There’s instant chemistry between Iain and Noni, although he has no plans to stay on in town. But when Jacinta shares explosive family secrets with Noni and an unexpected crisis occurs, everyone’s lives come crashing down around them.
Set among the white gum trees and flowing waters of the NSW northern rivers, this is a heartfelt and dramatic story about new babies, new friends and new loves, which shows that when strong women come together in a time of crisis, they can overcome even the greatest odds.
What an enjoyable read this was! Mother’s Day ticks all the boxes: great setting, engaging characters, involving plot, a nice romance, great family feels, both tears and laughter. An excellent gift this Mother’s Day for the mother figure in your life, but make sure you grab a copy for yourself as well!
Noni is a sparky character, full of love and dedication to her job as a midwife in a small country town. I loved Noni’s enthusiasm and I loved her philosophy. There’s such an empowering undertone to the situations raised within this novel. My own experience with midwives was positive, three times over, and while I’ll acknowledge that my birth experiences were as non-complicated as you can get, I still felt like I got off to a good start with my babies in part because of the fantastic midwives who helped me along with it. This novel made me think back on this and also think about friends who have had babies recently, some not so easy or straightforward. I just really like people who empower mothers instead of dictate to them, so Fiona McArthur is up there on my list of favourite people now. I absolutely love this passage which sums up so much about this novel in a nice little nutshell:
“She paused, aware that what she said next was the most important message she could give someone like him who could influence a woman’s life as she gave birth. ‘Can you see now how a woman can absorb so much faith in her own ability to raise her children from her labour? The decisions she’s allowed to make, the respect she’s afforded, and achievement of the birth regardless of how that baby arrives – these experiences are so important as lessons to help in the tough times to come. Raising children is harder than labour. It’s not just about today, you know. You shouldn’t rush to put limitations on a mother unless she asks for help.’”
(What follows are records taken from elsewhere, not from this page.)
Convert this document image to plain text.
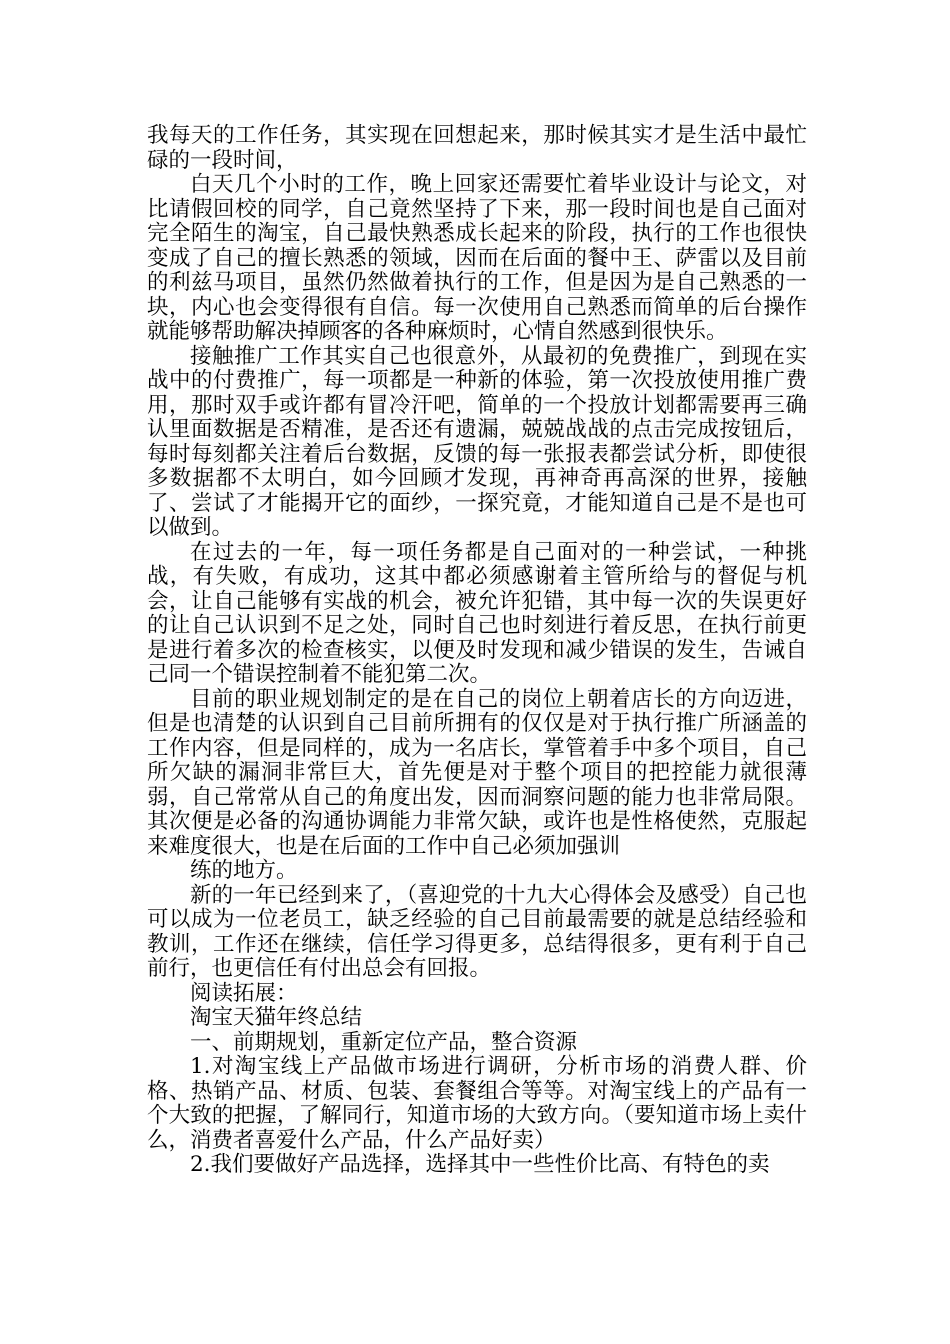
我每天的工作任务，其实现在回想起来，那时候其实才是生活中最忙碌的一段时间，

白天几个小时的工作，晚上回家还需要忙着毕业设计与论文，对比请假回校的同学，自己竟然坚持了下来，那一段时间也是自己面对完全陌生的淘宝，自己最快熟悉成长起来的阶段，执行的工作也很快变成了自己的擅长熟悉的领域，因而在后面的餐中王、萨雷以及目前的利兹马项目，虽然仍然做着执行的工作，但是因为是自己熟悉的一块，内心也会变得很有自信。每一次使用自己熟悉而简单的后台操作就能够帮助解决掉顾客的各种麻烦时，心情自然感到很快乐。

接触推广工作其实自己也很意外，从最初的免费推广，到现在实战中的付费推广，每一项都是一种新的体验，第一次投放使用推广费用，那时双手或许都有冒冷汗吧，简单的一个投放计划都需要再三确认里面数据是否精准，是否还有遗漏，兢兢战战的点击完成按钮后，每时每刻都关注着后台数据，反馈的每一张报表都尝试分析，即使很多数据都不太明白，如今回顾才发现，再神奇再高深的世界，接触了、尝试了才能揭开它的面纱，一探究竟，才能知道自己是不是也可以做到。

在过去的一年，每一项任务都是自己面对的一种尝试，一种挑战，有失败，有成功，这其中都必须感谢着主管所给与的督促与机会，让自己能够有实战的机会，被允许犯错，其中每一次的失误更好的让自己认识到不足之处，同时自己也时刻进行着反思，在执行前更是进行着多次的检查核实，以便及时发现和减少错误的发生，告诫自己同一个错误控制着不能犯第二次。

目前的职业规划制定的是在自己的岗位上朝着店长的方向迈进，但是也清楚的认识到自己目前所拥有的仅仅是对于执行推广所涵盖的工作内容，但是同样的，成为一名店长，掌管着手中多个项目，自己所欠缺的漏洞非常巨大，首先便是对于整个项目的把控能力就很薄弱，自己常常从自己的角度出发，因而洞察问题的能力也非常局限。其次便是必备的沟通协调能力非常欠缺，或许也是性格使然，克服起来难度很大，也是在后面的工作中自己必须加强训

练的地方。

新的一年已经到来了，（喜迎党的十九大心得体会及感受）自己也可以成为一位老员工，缺乏经验的自己目前最需要的就是总结经验和教训，工作还在继续，信任学习得更多，总结得很多，更有利于自己前行，也更信任有付出总会有回报。

阅读拓展：

淘宝天猫年终总结

一、前期规划，重新定位产品，整合资源

1.对淘宝线上产品做市场进行调研，分析市场的消费人群、价格、热销产品、材质、包装、套餐组合等等。对淘宝线上的产品有一个大致的把握，了解同行，知道市场的大致方向。（要知道市场上卖什么，消费者喜爱什么产品，什么产品好卖）

2.我们要做好产品选择，选择其中一些性价比高、有特色的卖
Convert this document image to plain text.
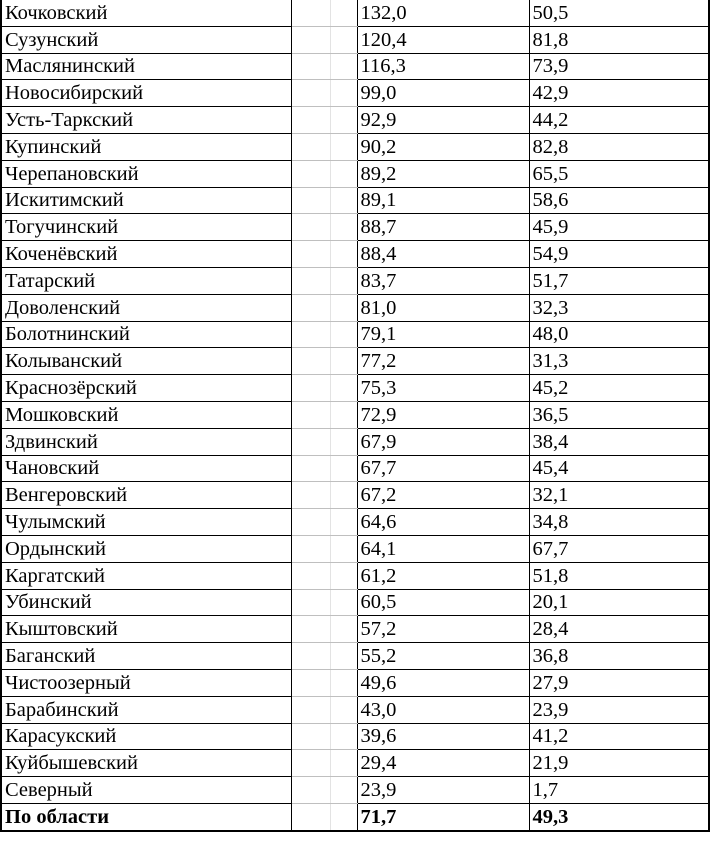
Кочковский		132,0	50,5
Сузунский		120,4	81,8
Маслянинский		116,3	73,9
Новосибирский		99,0	42,9
Усть-Таркский		92,9	44,2
Купинский		90,2	82,8
Черепановский		89,2	65,5
Искитимский		89,1	58,6
Тогучинский		88,7	45,9
Коченёвский		88,4	54,9
Татарский		83,7	51,7
Доволенский		81,0	32,3
Болотнинский		79,1	48,0
Колыванский		77,2	31,3
Краснозёрский		75,3	45,2
Мошковский		72,9	36,5
Здвинский		67,9	38,4
Чановский		67,7	45,4
Венгеровский		67,2	32,1
Чулымский		64,6	34,8
Ордынский		64,1	67,7
Каргатский		61,2	51,8
Убинский		60,5	20,1
Кыштовский		57,2	28,4
Баганский		55,2	36,8
Чистоозерный		49,6	27,9
Барабинский		43,0	23,9
Карасукский		39,6	41,2
Куйбышевский		29,4	21,9
Северный		23,9	1,7
По области		71,7	49,3
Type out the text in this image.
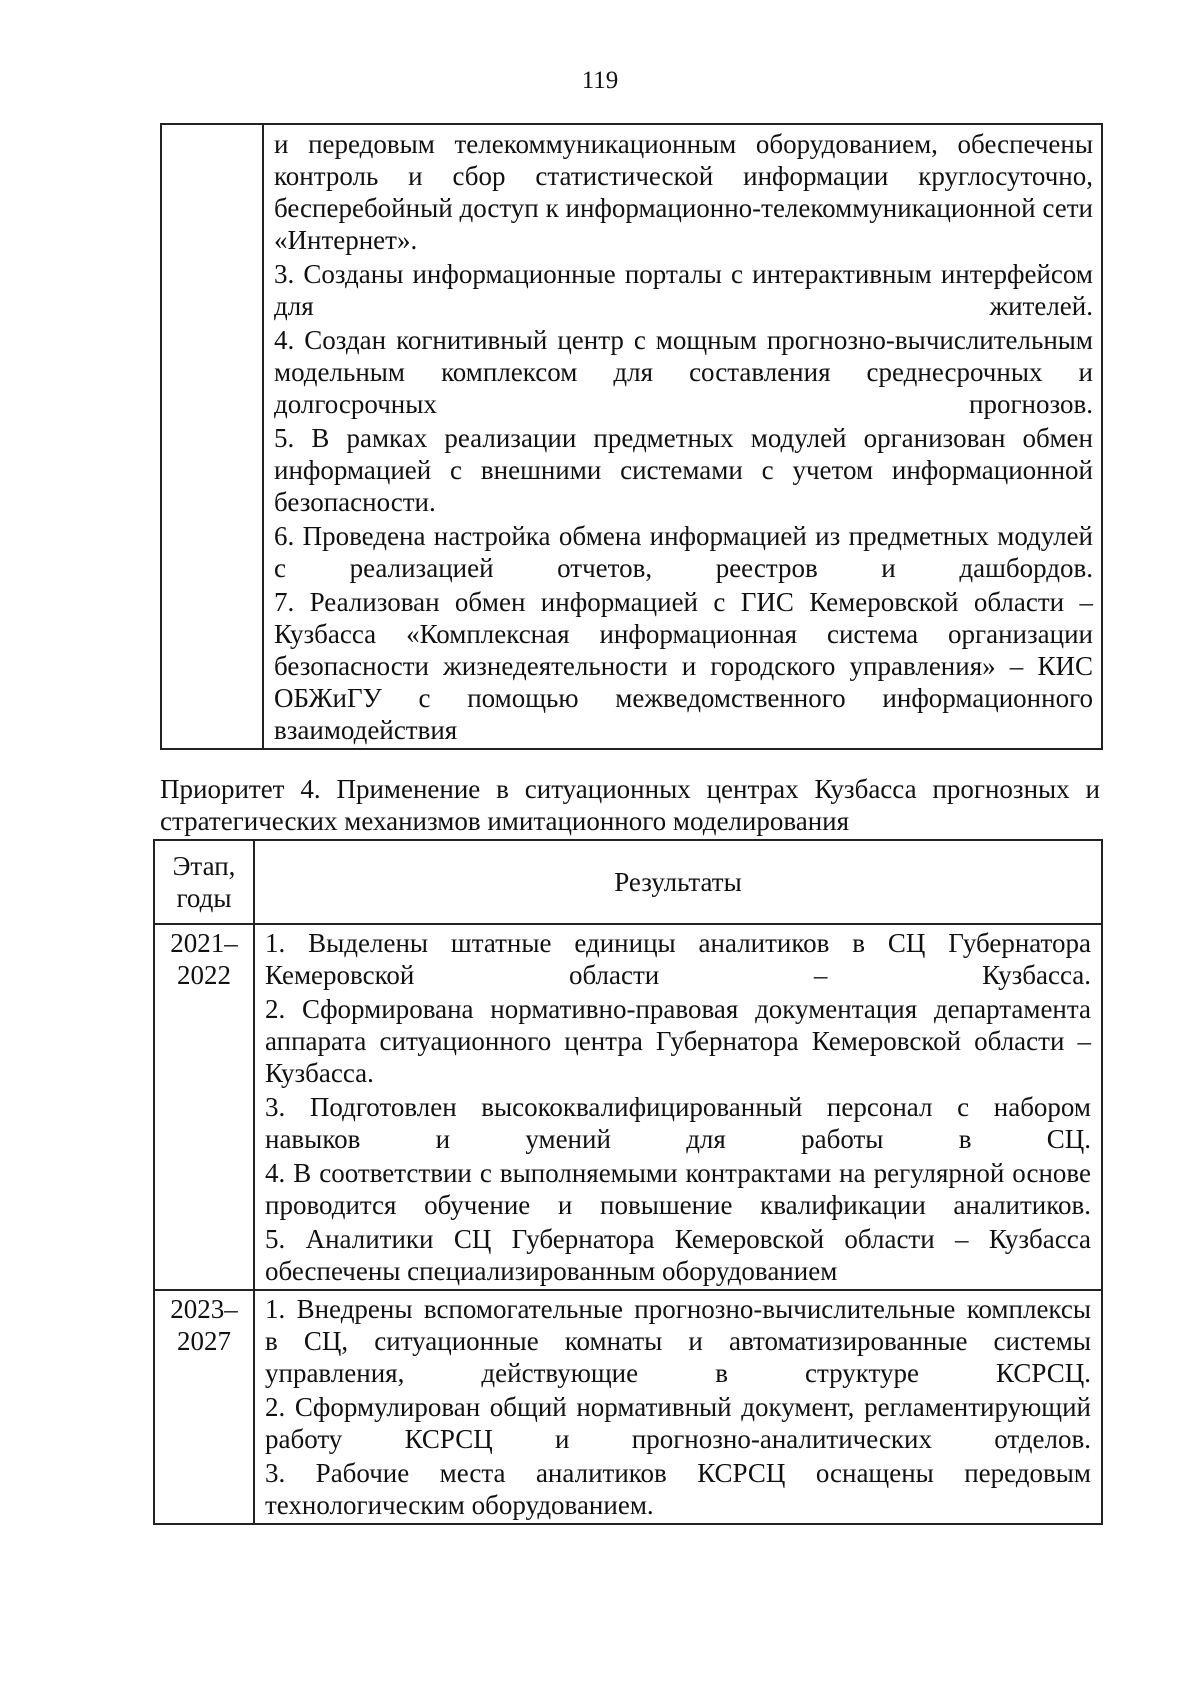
119

и передовым телекоммуникационным оборудованием, обеспечены контроль и сбор статистической информации круглосуточно, бесперебойный доступ к информационно-телекоммуникационной сети «Интернет».
3. Созданы информационные порталы с интерактивным интерфейсом для жителей.
4. Создан когнитивный центр с мощным прогнозно-вычислительным модельным комплексом для составления среднесрочных и долгосрочных прогнозов.
5. В рамках реализации предметных модулей организован обмен информацией с внешними системами с учетом информационной безопасности.
6. Проведена настройка обмена информацией из предметных модулей с реализацией отчетов, реестров и дашбордов.
7. Реализован обмен информацией с ГИС Кемеровской области – Кузбасса «Комплексная информационная система организации безопасности жизнедеятельности и городского управления» – КИС ОБЖиГУ с помощью межведомственного информационного взаимодействия
Приоритет 4. Применение в ситуационных центрах Кузбасса прогнозных и стратегических механизмов имитационного моделирования
Этап, годы	Результаты
2021– 2022	1. Выделены штатные единицы аналитиков в СЦ Губернатора Кемеровской области – Кузбасса.
2. Сформирована нормативно-правовая документация департамента аппарата ситуационного центра Губернатора Кемеровской области – Кузбасса.
3. Подготовлен высококвалифицированный персонал с набором навыков и умений для работы в СЦ.
4. В соответствии с выполняемыми контрактами на регулярной основе проводится обучение и повышение квалификации аналитиков.
5. Аналитики СЦ Губернатора Кемеровской области – Кузбасса обеспечены специализированным оборудованием

2023– 2027	1. Внедрены вспомогательные прогнозно-вычислительные комплексы в СЦ, ситуационные комнаты и автоматизированные системы управления, действующие в структуре КСРСЦ.
2. Сформулирован общий нормативный документ, регламентирующий работу КСРСЦ и прогнозно-аналитических отделов.
3. Рабочие места аналитиков КСРСЦ оснащены передовым технологическим оборудованием.
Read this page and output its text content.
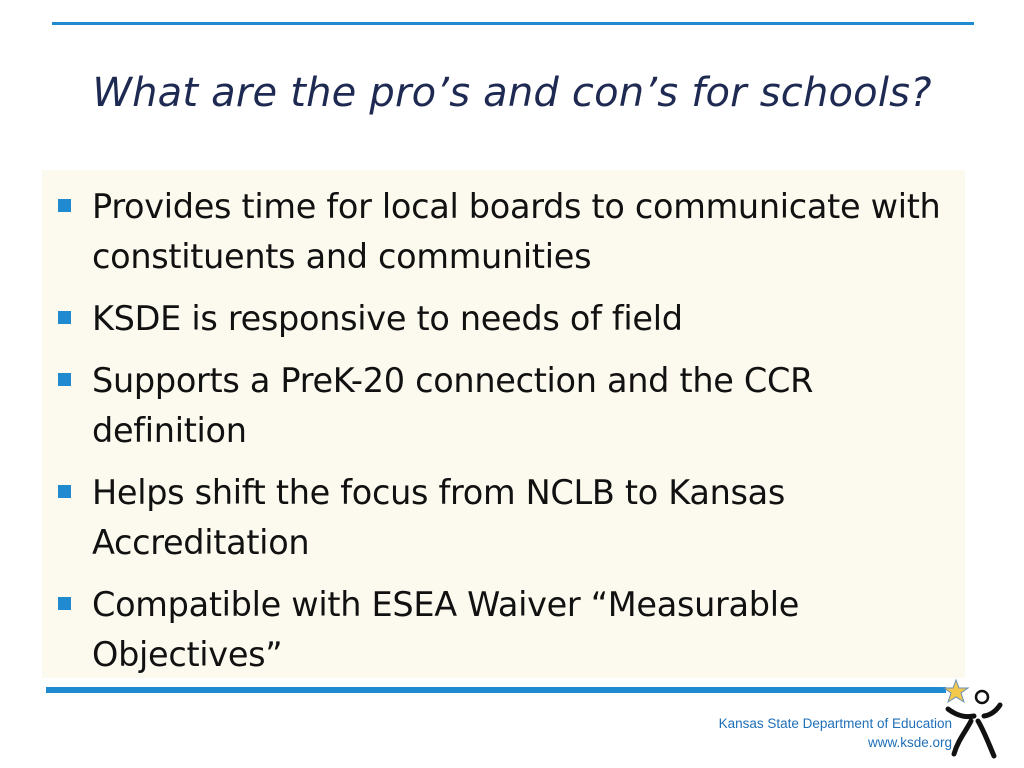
What are the pro’s and con’s for schools?
Provides time for local boards to communicate with constituents and communities
KSDE is responsive to needs of field
Supports a PreK-20 connection and the CCR definition
Helps shift the focus from NCLB to Kansas Accreditation
Compatible with ESEA Waiver “Measurable Objectives”
Kansas State Department of Education
www.ksde.org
This novel is not all about birthing babies – although I’ll be upfront in saying that it’s a huge part of the story. It’s also about family, who we get and who we choose, and what we consider most valuable in life. I enjoyed watching the relationship between Jacinta and Iain emerge, a father and daughter finding their feet with each other as well as themselves within their new roles. Likewise, Win, Noni’s aunt, who was at a crossroads without even really knowing it. This was a nice bunch of people to hang out with and the way their lives became entwined made for an entertaining and heartfelt story.
Thanks is extended to Penguin Random House Australia for providing me with a copy of Mother’s Day for review.
About the Author:
Drawing from her life as a rural midwife, Fiona McArthur shares her love of working with women, families and health professionals in her books. In her compassionate, pacey fiction, her love of the Australian landscape meshes beautifully with warm, funny, multigenerational characters as she highlights challenges for rural and remote families, and the strength shared between women. Happy endings are a must. Fiona is the author of non-fiction book Aussie Midwives, and lives on a farm with her husband in northern New South Wales. She was awarded the NSW Excellence in Midwifery Award in 2015.